After a few moments of quiet struggling, not even seeing my friend anymore, I tried to go away but more Bedelaars were closing the access to the street, almost standing guard. I noticed the small door of the church was open, on the back street. I made a run for it. No Bedelaars were following me. And I could still hear my friend crying for help.

I dodged a few of them, piling around my friend clawing at him, not biting, or punching, merely clawing in a disarticulate manner.

And I still don’t know that I put enough thought into it, but the choice appeared, to me, frightingly simple. There was nothing I could have done. And I was still affraid for my life. So I chose to shut the door.

An hour passed, dreadful and long, and I could only hear the sound of the crowd shifting and pushing and clawing away. My friend had stopped yelling.

Then I heard a distinct banging on the door. And my friend’s voice. It was low, tired and raspy. “Ouvre, putain, ouvre, c’est moi! Ouvre putain ils sont en de train de me tuer!!”

So I opened the door and saw his body swollen and bloody. He had lost a couple teeth, but more than that, they were still tugging at him, squishing him, slowly killing him. None of them seemed to make a go for the door of the church or to pay attention to me anymore. So for a second, I thought hard about it.

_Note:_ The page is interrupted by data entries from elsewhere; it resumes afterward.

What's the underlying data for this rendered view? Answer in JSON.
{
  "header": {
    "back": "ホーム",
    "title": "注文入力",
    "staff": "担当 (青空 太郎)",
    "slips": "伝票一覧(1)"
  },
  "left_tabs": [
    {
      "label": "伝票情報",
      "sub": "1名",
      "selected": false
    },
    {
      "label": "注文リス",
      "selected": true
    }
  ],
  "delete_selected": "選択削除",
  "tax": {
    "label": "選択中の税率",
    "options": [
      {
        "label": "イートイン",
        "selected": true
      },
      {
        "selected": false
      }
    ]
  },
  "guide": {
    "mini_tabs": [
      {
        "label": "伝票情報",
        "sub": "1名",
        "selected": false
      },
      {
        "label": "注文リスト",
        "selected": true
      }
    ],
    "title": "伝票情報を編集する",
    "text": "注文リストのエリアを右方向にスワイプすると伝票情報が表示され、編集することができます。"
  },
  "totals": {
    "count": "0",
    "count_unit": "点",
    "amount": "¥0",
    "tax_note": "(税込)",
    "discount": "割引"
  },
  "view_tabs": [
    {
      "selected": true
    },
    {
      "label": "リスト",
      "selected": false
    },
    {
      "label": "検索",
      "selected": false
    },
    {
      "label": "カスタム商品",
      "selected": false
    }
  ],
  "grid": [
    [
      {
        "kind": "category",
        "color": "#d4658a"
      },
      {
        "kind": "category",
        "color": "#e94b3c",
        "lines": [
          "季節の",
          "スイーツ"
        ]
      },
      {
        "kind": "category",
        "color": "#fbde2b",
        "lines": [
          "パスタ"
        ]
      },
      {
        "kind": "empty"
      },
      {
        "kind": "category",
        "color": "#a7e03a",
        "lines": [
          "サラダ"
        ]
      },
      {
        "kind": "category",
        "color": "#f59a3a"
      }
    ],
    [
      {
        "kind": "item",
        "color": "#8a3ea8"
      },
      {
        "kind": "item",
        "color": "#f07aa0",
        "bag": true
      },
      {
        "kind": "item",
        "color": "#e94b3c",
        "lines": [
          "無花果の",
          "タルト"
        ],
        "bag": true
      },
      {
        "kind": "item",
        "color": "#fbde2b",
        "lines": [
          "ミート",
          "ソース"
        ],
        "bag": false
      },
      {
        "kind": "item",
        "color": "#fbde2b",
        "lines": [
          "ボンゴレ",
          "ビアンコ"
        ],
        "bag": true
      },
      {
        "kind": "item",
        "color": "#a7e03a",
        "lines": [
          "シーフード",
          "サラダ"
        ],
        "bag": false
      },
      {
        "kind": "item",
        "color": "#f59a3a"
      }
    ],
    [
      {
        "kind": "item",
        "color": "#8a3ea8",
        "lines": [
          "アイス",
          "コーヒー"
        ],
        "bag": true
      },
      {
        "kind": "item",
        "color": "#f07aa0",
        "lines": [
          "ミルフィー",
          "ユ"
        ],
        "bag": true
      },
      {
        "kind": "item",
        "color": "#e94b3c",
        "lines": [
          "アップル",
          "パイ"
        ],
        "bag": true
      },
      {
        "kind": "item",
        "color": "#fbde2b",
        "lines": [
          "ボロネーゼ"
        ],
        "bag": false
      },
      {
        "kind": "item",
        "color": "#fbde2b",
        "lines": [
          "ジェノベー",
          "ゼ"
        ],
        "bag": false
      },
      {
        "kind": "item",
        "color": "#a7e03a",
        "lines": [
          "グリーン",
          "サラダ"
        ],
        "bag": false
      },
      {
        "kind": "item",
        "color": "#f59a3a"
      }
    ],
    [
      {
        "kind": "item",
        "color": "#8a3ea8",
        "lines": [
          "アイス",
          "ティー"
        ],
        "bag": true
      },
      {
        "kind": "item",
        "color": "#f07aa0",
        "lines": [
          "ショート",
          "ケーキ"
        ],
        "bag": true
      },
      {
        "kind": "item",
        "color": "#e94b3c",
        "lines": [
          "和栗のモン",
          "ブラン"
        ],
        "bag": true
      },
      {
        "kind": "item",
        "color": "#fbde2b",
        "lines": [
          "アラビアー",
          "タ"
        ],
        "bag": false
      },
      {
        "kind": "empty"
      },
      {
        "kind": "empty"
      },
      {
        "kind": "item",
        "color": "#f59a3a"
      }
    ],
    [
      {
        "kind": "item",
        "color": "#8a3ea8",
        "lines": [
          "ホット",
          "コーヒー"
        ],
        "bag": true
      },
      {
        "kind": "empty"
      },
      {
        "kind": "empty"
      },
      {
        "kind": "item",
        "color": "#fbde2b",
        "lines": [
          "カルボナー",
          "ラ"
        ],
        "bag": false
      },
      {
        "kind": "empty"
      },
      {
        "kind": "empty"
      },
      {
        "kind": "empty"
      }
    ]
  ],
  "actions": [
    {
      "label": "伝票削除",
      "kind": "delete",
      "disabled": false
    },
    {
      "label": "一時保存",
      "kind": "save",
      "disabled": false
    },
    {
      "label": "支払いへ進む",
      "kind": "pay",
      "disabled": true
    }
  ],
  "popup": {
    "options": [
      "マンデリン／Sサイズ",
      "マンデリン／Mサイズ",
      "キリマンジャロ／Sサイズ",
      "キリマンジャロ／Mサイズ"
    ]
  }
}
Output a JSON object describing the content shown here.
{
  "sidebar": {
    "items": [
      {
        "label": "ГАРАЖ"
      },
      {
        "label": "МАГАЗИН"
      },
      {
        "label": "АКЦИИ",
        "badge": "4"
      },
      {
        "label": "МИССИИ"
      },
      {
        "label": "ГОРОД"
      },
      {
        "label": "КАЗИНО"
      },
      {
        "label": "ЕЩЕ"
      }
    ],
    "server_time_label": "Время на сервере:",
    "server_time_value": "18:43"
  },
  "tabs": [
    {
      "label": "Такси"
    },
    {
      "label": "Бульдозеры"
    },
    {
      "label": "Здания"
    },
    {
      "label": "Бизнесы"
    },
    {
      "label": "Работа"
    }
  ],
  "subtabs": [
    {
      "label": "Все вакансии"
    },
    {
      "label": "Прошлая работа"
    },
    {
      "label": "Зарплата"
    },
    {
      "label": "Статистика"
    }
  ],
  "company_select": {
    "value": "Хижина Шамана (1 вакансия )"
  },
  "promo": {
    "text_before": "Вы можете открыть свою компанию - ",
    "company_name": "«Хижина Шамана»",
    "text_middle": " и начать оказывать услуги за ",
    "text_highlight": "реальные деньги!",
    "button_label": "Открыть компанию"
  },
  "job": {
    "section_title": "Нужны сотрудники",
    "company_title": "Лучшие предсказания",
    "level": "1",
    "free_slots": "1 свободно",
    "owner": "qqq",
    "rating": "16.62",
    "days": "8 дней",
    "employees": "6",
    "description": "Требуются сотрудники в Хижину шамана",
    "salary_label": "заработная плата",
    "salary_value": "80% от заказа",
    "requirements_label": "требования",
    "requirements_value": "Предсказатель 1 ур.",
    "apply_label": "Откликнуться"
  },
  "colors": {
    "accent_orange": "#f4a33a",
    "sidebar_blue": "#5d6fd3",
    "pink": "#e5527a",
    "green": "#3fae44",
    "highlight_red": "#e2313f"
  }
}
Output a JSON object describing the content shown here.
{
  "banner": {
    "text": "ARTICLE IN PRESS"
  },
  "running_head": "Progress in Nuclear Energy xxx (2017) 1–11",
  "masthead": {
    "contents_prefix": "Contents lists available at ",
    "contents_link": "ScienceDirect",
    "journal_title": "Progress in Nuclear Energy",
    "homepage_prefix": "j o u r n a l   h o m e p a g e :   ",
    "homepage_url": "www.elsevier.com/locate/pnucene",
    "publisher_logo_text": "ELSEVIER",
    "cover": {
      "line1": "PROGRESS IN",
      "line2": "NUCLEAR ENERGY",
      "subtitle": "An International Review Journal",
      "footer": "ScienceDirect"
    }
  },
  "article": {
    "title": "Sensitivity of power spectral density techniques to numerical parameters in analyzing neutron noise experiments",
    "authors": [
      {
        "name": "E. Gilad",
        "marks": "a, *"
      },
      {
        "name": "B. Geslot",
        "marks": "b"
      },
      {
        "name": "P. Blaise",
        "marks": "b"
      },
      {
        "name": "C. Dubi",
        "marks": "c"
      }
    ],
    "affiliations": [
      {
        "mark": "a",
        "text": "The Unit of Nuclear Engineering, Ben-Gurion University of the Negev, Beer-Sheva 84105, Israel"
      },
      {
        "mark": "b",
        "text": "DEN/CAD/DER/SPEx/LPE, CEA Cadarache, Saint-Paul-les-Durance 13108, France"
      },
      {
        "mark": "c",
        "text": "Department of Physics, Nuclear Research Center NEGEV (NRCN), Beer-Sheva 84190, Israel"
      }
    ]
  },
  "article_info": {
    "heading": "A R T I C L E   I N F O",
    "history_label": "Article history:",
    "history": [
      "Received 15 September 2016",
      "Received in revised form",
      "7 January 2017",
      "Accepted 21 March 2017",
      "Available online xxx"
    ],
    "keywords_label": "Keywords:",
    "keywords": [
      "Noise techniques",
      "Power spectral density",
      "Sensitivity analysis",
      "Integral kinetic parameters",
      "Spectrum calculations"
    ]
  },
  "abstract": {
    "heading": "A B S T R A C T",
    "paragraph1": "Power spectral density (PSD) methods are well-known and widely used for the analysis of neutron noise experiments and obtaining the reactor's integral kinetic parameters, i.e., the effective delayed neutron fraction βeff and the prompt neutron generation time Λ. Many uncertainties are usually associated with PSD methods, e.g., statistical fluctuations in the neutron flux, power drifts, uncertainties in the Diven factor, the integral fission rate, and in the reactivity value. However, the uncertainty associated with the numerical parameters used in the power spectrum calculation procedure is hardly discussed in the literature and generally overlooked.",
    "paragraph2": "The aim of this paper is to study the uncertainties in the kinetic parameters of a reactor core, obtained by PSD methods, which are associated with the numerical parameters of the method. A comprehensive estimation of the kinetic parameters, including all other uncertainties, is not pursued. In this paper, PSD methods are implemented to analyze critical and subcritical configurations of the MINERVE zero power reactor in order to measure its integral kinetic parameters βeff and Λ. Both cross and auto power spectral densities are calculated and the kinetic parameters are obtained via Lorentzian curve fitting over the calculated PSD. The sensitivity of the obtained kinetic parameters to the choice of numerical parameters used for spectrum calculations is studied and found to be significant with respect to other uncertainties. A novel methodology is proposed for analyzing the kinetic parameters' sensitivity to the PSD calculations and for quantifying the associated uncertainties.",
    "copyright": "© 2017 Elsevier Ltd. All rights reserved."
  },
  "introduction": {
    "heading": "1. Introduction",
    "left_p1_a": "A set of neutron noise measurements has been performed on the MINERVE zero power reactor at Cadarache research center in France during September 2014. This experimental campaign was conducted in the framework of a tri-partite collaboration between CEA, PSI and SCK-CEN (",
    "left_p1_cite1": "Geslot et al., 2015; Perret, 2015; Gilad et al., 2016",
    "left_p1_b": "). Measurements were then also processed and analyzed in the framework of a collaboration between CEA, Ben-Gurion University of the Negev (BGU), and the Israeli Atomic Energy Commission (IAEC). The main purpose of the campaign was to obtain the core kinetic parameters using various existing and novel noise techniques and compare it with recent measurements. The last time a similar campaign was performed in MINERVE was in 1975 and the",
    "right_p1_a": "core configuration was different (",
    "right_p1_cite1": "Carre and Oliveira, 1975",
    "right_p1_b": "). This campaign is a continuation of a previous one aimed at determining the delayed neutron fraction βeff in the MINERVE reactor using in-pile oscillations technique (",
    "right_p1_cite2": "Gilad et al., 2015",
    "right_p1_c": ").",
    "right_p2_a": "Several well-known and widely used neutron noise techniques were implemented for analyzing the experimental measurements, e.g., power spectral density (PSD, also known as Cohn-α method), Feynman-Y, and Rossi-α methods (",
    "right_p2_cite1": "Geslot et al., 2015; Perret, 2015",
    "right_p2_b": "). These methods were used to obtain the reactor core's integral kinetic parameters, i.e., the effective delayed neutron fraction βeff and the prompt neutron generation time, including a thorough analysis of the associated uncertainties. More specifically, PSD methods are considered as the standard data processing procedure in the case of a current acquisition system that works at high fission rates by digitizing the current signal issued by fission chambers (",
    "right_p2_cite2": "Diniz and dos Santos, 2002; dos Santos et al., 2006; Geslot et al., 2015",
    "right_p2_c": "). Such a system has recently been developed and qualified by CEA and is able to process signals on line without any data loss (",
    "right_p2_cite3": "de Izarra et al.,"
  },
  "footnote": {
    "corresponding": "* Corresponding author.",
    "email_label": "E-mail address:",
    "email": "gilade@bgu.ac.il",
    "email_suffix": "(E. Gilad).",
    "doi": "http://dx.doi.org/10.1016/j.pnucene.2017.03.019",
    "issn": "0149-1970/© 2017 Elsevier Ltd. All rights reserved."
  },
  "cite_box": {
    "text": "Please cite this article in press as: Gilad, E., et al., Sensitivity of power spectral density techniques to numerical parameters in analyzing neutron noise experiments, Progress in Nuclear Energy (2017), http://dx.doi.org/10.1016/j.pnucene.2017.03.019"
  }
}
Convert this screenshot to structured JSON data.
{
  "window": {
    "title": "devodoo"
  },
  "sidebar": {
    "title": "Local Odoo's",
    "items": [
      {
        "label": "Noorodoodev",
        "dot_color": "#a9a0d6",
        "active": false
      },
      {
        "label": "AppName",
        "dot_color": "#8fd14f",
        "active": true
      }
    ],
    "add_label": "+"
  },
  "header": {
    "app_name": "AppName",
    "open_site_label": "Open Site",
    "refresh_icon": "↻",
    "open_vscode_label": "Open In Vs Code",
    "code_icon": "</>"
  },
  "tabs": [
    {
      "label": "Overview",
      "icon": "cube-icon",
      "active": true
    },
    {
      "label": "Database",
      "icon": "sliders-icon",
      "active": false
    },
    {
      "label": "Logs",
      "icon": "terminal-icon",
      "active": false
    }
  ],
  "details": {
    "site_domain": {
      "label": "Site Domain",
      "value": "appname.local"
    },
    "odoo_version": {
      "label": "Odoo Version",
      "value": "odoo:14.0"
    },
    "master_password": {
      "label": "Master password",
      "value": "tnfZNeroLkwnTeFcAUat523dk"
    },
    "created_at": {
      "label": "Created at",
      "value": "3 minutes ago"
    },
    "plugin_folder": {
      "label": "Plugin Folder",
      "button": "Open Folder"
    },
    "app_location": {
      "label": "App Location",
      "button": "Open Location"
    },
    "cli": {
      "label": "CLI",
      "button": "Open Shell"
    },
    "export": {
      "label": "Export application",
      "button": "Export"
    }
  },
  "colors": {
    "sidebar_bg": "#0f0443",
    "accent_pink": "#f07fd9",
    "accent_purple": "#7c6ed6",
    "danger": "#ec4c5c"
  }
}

And closed the door in front of him. Didn’t say anything.

The next morning, all Bedelaars were gone. I exited the church, and saw people going about their business, not even paying attention to me. My friend had disappeared and there was no trace of the Bedelaar’s body.

The following days, I was questioned by the police, family friends. I said I thought it was possible that Bedelaars had taken him. But that I didn’t know. They called me a racist for using the name and saying that. I insisted then that I didn’t know, that I wasn’t with him that night.

Closing the door.

Keeping quiet all those years.

Both actions I regret, though I still don’t know what I could have done differently.